Leaving wholesale behind and taking full control

U Mobile has turned the page on third-party dependency for 5G. Effective 1 July 2026, the Malaysian operator completed moving all its subscribers to its own nationwide ULTRA5G network, ending the wholesale access agreement with Digital Nasional Berhad (DNB). The move hands the provider full control over every layer of the infrastructure – from capacity planning to security and advanced service enablement. It’s a change that goes far beyond radio coverage.

Malaysia’s dual-network play and what’s at stake

U Mobile’s exit from the Single Wholesale Network model is part of a government-driven restructuring: in May 2023, Malaysia announced a shift to a dual-network model. Previously, DNB supplied a single national 5G network that all licensed operators accessed on a wholesale basis. Under the new framework, U Mobile won the contract to build the country’s second 5G network, running in parallel with the existing one. MCMC data shows 5G subscribers rose from 4.6 million in November 2023 to 28.7 million by November 2025, while DNB had deployed 7,489 transmitter sites covering 82.4% of populated areas by 31 July 2025.
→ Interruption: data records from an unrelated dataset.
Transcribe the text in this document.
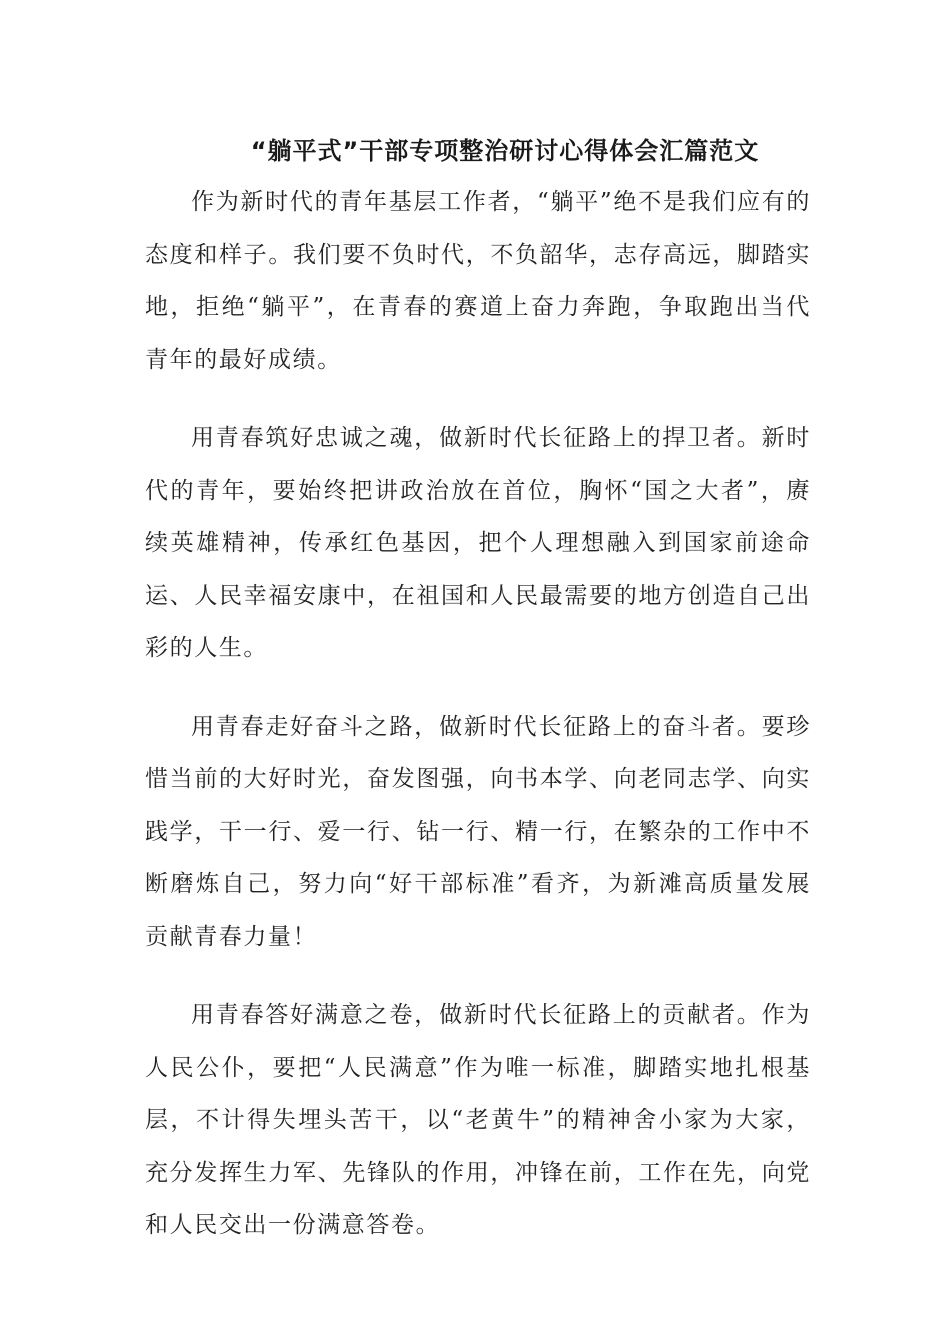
“躺平式”干部专项整治研讨心得体会汇篇范文

作为新时代的青年基层工作者，“躺平”绝不是我们应有的态度和样子。我们要不负时代，不负韶华，志存高远，脚踏实地，拒绝“躺平”，在青春的赛道上奋力奔跑，争取跑出当代青年的最好成绩。

用青春筑好忠诚之魂，做新时代长征路上的捍卫者。新时代的青年，要始终把讲政治放在首位，胸怀“国之大者”，赓续英雄精神，传承红色基因，把个人理想融入到国家前途命运、人民幸福安康中，在祖国和人民最需要的地方创造自己出彩的人生。

用青春走好奋斗之路，做新时代长征路上的奋斗者。要珍惜当前的大好时光，奋发图强，向书本学、向老同志学、向实践学，干一行、爱一行、钻一行、精一行，在繁杂的工作中不断磨炼自己，努力向“好干部标准”看齐，为新滩高质量发展贡献青春力量！

用青春答好满意之卷，做新时代长征路上的贡献者。作为人民公仆，要把“人民满意”作为唯一标准，脚踏实地扎根基层，不计得失埋头苦干，以“老黄牛”的精神舍小家为大家，充分发挥生力军、先锋队的作用，冲锋在前，工作在先，向党和人民交出一份满意答卷。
U Mobile started its own rollout in mid-2025. Today ULTRA5G exceeds 85% Coverage of Populated Areas (CoPA), hitting the 80% mark in under nine months and earning a spot in the Malaysia Book of Records as the country’s fastest 5G rollout. The timeline demonstrates the ability to build a proprietary infrastructure under tight deadlines, with Huawei and ZTE as technology partners.
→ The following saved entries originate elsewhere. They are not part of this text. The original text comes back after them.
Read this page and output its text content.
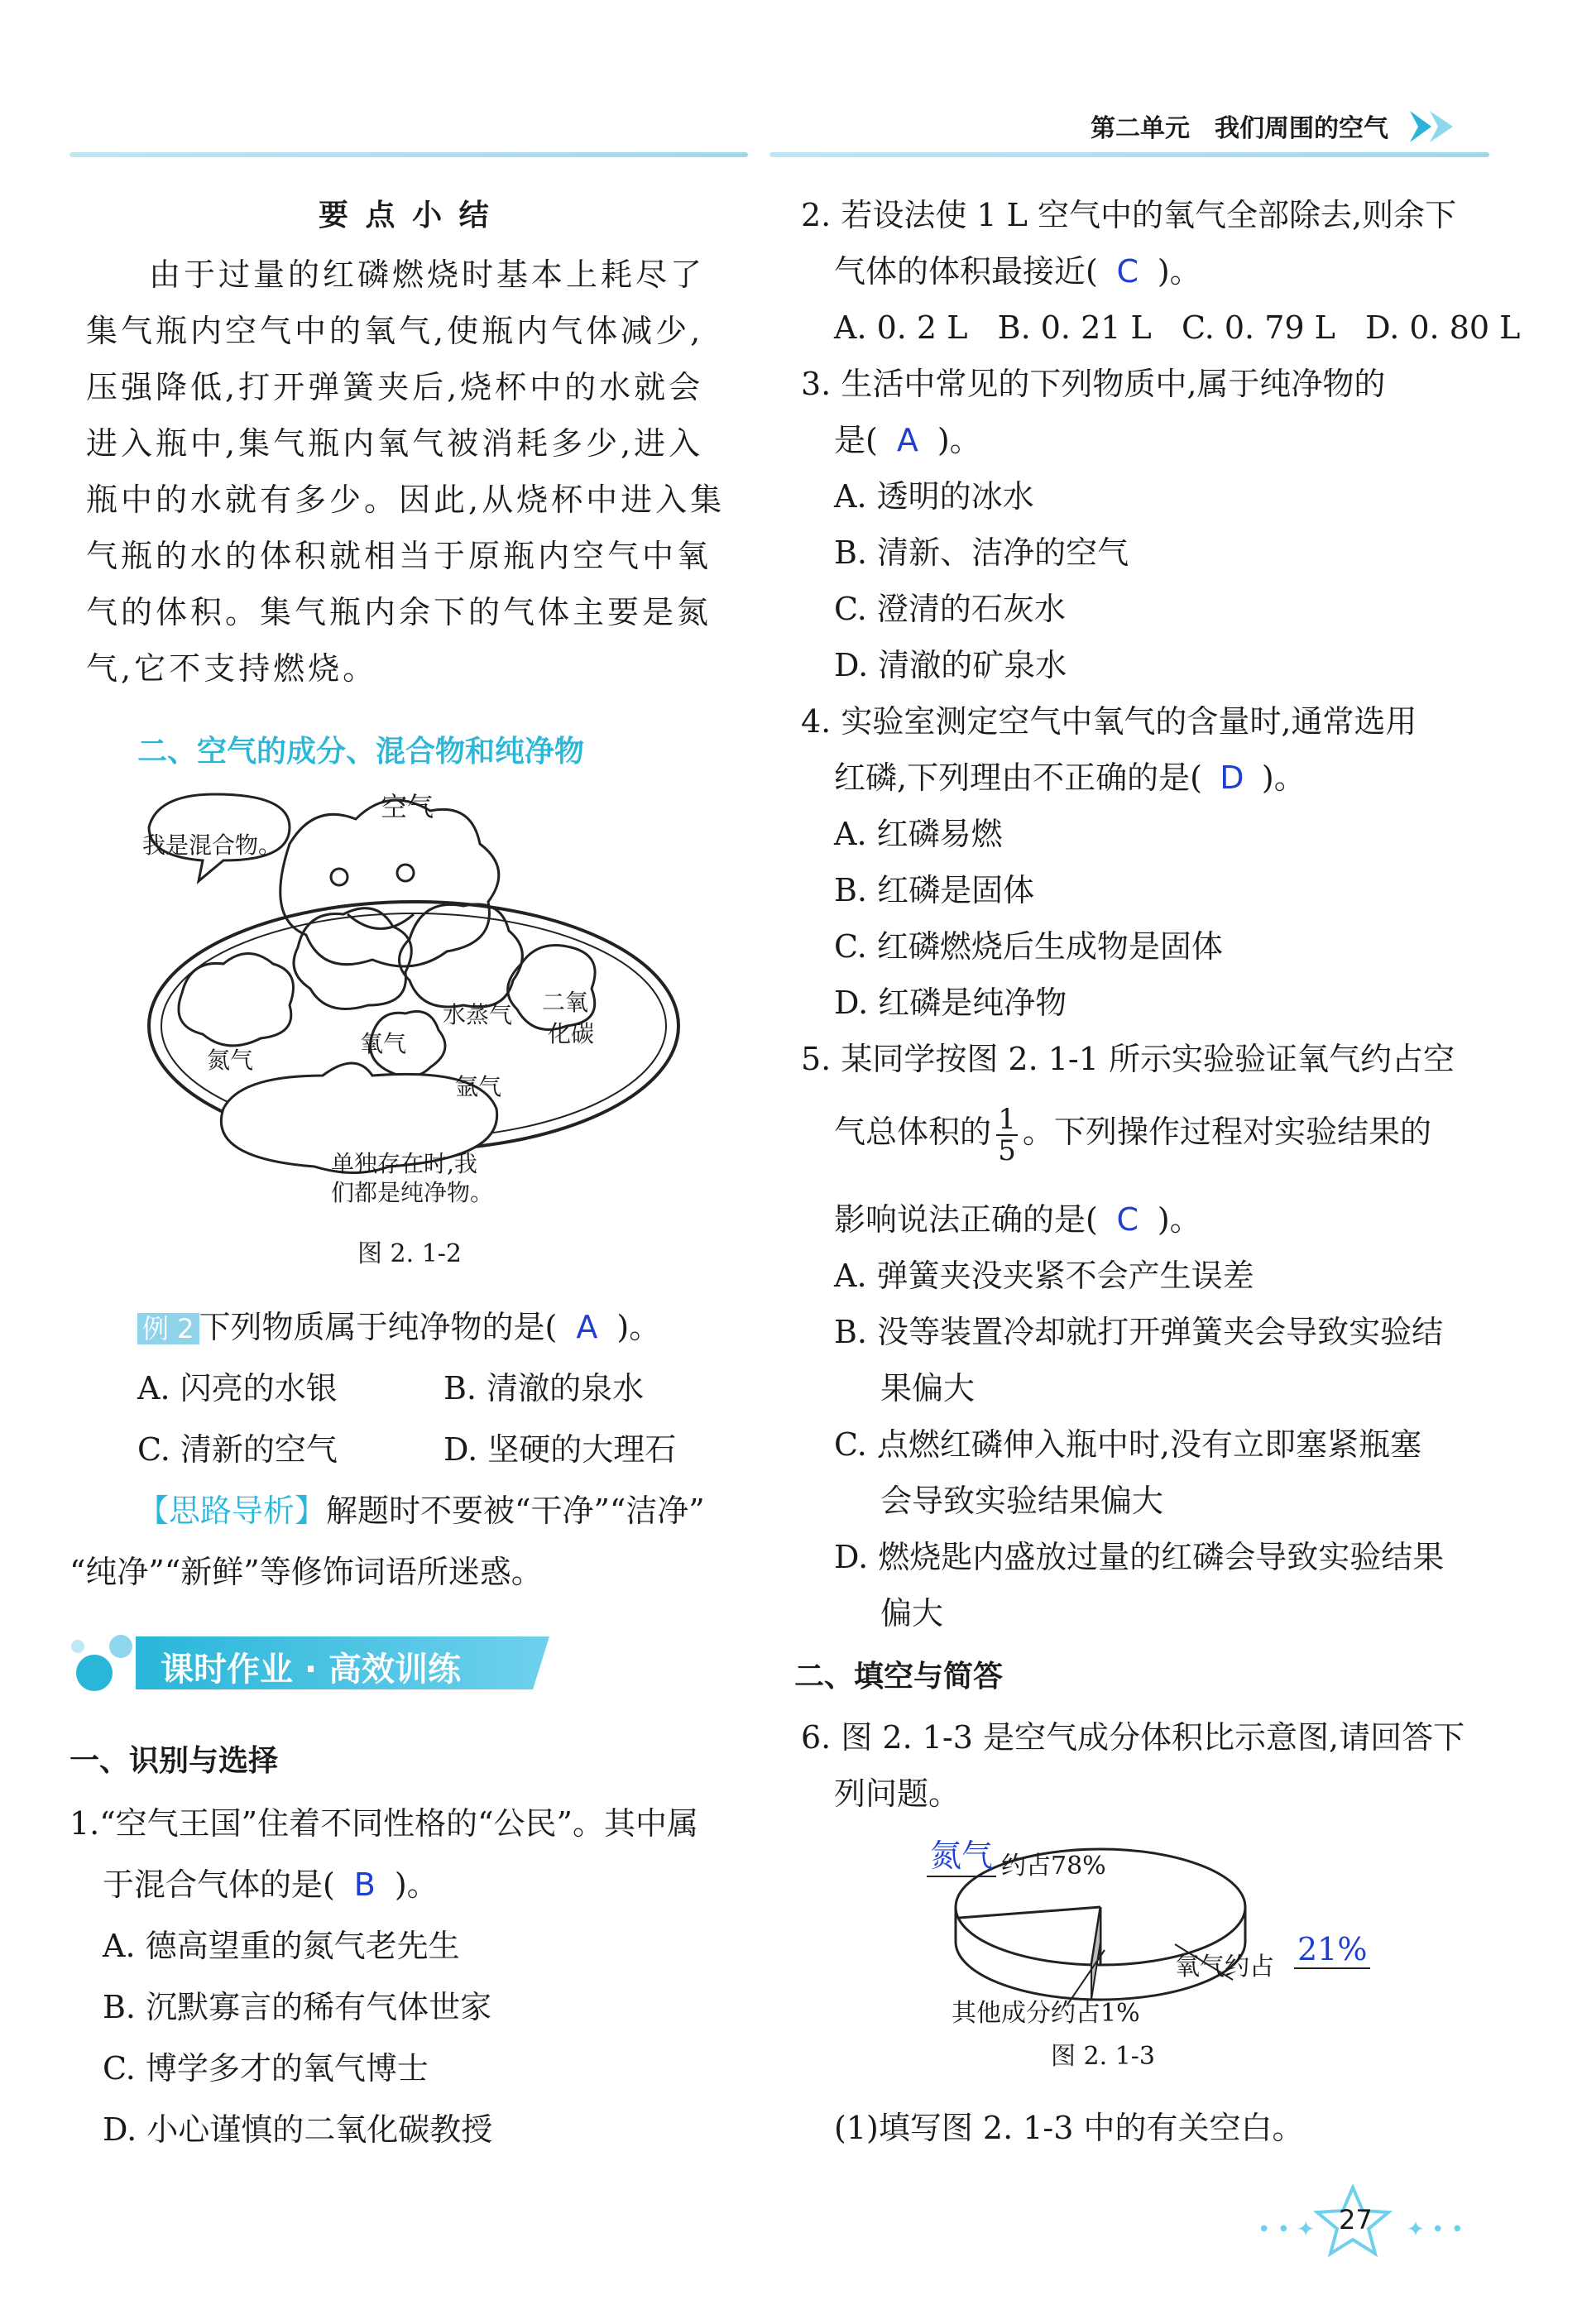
第二单元 我们周围的空气
要 点 小 结
由于过量的红磷燃烧时基本上耗尽了
集气瓶内空气中的氧气,使瓶内气体减少,
压强降低,打开弹簧夹后,烧杯中的水就会
进入瓶中,集气瓶内氧气被消耗多少,进入
瓶中的水就有多少。因此,从烧杯中进入集
气瓶的水的体积就相当于原瓶内空气中氧
气的体积。集气瓶内余下的气体主要是氮
气,它不支持燃烧。
二、空气的成分、混合物和纯净物
空气
我是混合物。
氮气
氧气
水蒸气 二氧
化碳
氩气
单独存在时,我
们都是纯净物。
图 2. 1-2
例 2 下列物质属于纯净物的是( A )。
A. 闪亮的水银	B. 清澈的泉水
C. 清新的空气	D. 坚硬的大理石
【思路导析】解题时不要被“干净”“洁净”
“纯净”“新鲜”等修饰词语所迷惑。
课时作业 · 高效训练
一、识别与选择
1.“空气王国”住着不同性格的“公民”。其中属
于混合气体的是( B )。
A. 德高望重的氮气老先生
B. 沉默寡言的稀有气体世家
C. 博学多才的氧气博士
D. 小心谨慎的二氧化碳教授
2. 若设法使 1 L 空气中的氧气全部除去,则余下
气体的体积最接近( C )。
A. 0. 2 L   B. 0. 21 L   C. 0. 79 L   D. 0. 80 L
3. 生活中常见的下列物质中,属于纯净物的
是( A )。
A. 透明的冰水
B. 清新、洁净的空气
C. 澄清的石灰水
D. 清澈的矿泉水
4. 实验室测定空气中氧气的含量时,通常选用
红磷,下列理由不正确的是( D )。
A. 红磷易燃
B. 红磷是固体
C. 红磷燃烧后生成物是固体
D. 红磷是纯净物
5. 某同学按图 2. 1-1 所示实验验证氧气约占空
气总体积的 $\frac{1}{5}$ 。下列操作过程对实验结果的
影响说法正确的是( C )。
A. 弹簧夹没夹紧不会产生误差
B. 没等装置冷却就打开弹簧夹会导致实验结
果偏大
C. 点燃红磷伸入瓶中时,没有立即塞紧瓶塞
会导致实验结果偏大
D. 燃烧匙内盛放过量的红磷会导致实验结果
偏大
二、填空与简答
6. 图 2. 1-3 是空气成分体积比示意图,请回答下
列问题。
氮气 约占78%
氧气约占 21%
其他成分约占1%
图 2. 1-3
(1)填写图 2. 1-3 中的有关空白。
27
• • ✦	✦ • •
Under the hood: 5G-Advanced and Standalone

The ULTRA5G network was deployed using 5G-Advanced-ready equipment, ready for future upgrades without hardware swaps. Its Standalone architecture (5G SA) – with a dedicated core independent of the 4G network – paves the way for services like network slicing, defined by 3GPP as a logical network tailored to specific service or customer requirements. U Mobile has not announced commercial launch dates for slicing, but owning an SA core already creates a differentiation path that a wholesale arrangement would never have allowed.

Current performance has been validated by independent benchmarks: Opensignal’s November 2025 report gave U Mobile the 5G Availability award (57.8% score) and recorded average download speeds of 226.6 Mbps, statistically tied with Unifi Mobile (229.5 Mbps). The company also cited Ookla Speedtest Intelligence data for Q3–Q4 2025, naming it Malaysia’s fastest 5G network, though underlying values were not disclosed.

Lessons for on-premise infrastructure decisions

U Mobile’s story isn’t just a telecoms chronicle. It offers a telling parallel for enterprises evaluating whether to rely on cloud services or build their own on-premise inference stack for Large Language Models. The wholesale agreement with DNB ensured service continuity without massive capital outlay, much like using cloud APIs for LLMs. But surrendering control of a critical asset means giving up the ability to fine-tune latency, customize security policies, introduce value-added services, or manage traffic prioritization during congestion – all capabilities U Mobile now claims for its own 5G network.

In the AI world, those choosing a self-hosted deployment embrace a similar logic: full data sovereignty, model customizability, vendor independence, and often more favorable TCO over the long run, especially for stable workloads. The ULTRA5G network is effectively an extreme case of end-to-end proprietary infrastructure: radio, core, transport, indoor coverage, and security all remain under the provider’s control. For those facing analogous decisions around language models, trade-offs between flexibility and management complexity are real; AI-RADAR provides analytic frameworks designed to navigate choices across cloud, edge, and on-premise scenarios.

Financing and outlook

The financial commitment was substantial. U Mobile secured RM4.3 billion in syndicated financing from CIMB, Maybank, AmBank, and UOB Malaysia, with a 10-year tenure. The Edge Malaysia described it as one of the largest ringgit-denominated syndicated financings by an unlisted company. The capital will largely fund CapEx and working capital for network deployment, which already includes over 190 indoor coverage sites (with a target of more than 600) to tackle signal penetration issues in complex buildings – a challenge highlighted by Ericsson’s Mobility Report, where 37% of macro traffic in dense urban high-rises could serve indoor users.

Beyond coverage: services and security

With migration complete, U Mobile now has full control to roll out differentiated services such as network prioritization during peak times, reserved network capabilities, built-in security features, and, eventually, network slicing-based offers on its Standalone core. CEO Wong Heang Tuck stressed that the transition enables “new services for consumers and businesses,” turning the network into an innovation platform. Expansion will continue in coverage, quality, and product portfolio, cementing U Mobile’s role as a full-fledged network operator, not merely a reseller of wholesale capacity.